Almost every volcano is interesting from a scientific perspective, but there are just too many eruptions for us to cover every single one. Instead we tend to focus on eruptions that have the potential to affect people. Or, occasionally our satellites return images that simply look so unique that we find the time to cover them. The plume recently ejected from Alaska’s Bogoslof Volcano was noteworthy for both reasons.
Bogoslof, which has been erupting since mid-December 2016, gave rise to a compelling two-tone plume. Are materials being ejected from a vent that is still under water? (Most of the volcano is below the surface of the sea.) The volcano’s interaction with seawater explains the white steam. But if the vent is not yet above water, then how did such a large, dark plume of ash reach so high in the atmosphere?

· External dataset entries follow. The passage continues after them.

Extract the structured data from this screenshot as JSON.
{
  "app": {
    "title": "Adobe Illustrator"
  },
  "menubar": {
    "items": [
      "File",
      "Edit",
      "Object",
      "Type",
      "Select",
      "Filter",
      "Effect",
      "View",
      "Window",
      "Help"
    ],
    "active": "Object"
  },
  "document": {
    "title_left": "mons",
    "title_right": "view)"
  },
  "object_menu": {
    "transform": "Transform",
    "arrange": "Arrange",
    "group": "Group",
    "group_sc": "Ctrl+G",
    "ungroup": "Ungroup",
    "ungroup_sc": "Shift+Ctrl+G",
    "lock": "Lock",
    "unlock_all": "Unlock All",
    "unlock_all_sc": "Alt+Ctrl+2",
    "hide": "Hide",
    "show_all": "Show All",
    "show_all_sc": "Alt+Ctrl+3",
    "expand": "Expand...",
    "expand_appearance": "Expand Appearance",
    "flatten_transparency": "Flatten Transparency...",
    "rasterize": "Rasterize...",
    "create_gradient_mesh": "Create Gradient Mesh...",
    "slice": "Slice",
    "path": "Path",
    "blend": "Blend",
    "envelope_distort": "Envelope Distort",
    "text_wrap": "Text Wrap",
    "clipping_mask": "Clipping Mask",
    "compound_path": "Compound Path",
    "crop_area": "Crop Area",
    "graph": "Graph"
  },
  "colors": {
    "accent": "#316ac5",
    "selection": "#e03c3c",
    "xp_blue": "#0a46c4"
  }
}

Scientists at the Alaska Volcano Observatory continue to monitor the remote volcano and perhaps answers will be forthcoming as the eruption evolves.
Also intriguing are the swirls of blue visible in the image above. The Visible Infrared Imaging Radiometer Suite (VIIRS) on the Suomi NPP satellite captured the image on January 7, 2017. My first thought was that the color was caused by a bloom of phytoplankton. The milky blue color looked about right. And iron from eruptions have previously been shown to provide the nutrients needed for blooms to flourish. But when I asked the experts, the general consensus was that while you can’t rule out a bloom, there was another more likely explanation for the swirls.
According to ocean scientist Norman Kuring of NASA’s Goddard Space Flight Center:
“Phytoplankton don’t normally bloom in the Bering Sea during winter because there’s not a lot of sunlight and because winter storms deepen the mixed layer which also keeps the plankton more in the dark. Wave action can resuspend bottom sediments, and that may be happening farther east along the Aleutian chain in the January 7 image where the water is relatively shallow. Bogoslof Island is beyond the shelf break, however, so bottom resuspension is less likely. Ash in the water seems most probable…. I wouldn’t expect the Bering Sea to be nutrient limited in the winter, so I don’t expect an ash-based phytoplankton boost.”
In short, the swirls are probably ash in the water. The phenomenon is not unprecedented. We have previously published images of the occurrence here and here. But as Kuring reminds us, “the only way to know for sure would be to sample the water directly.”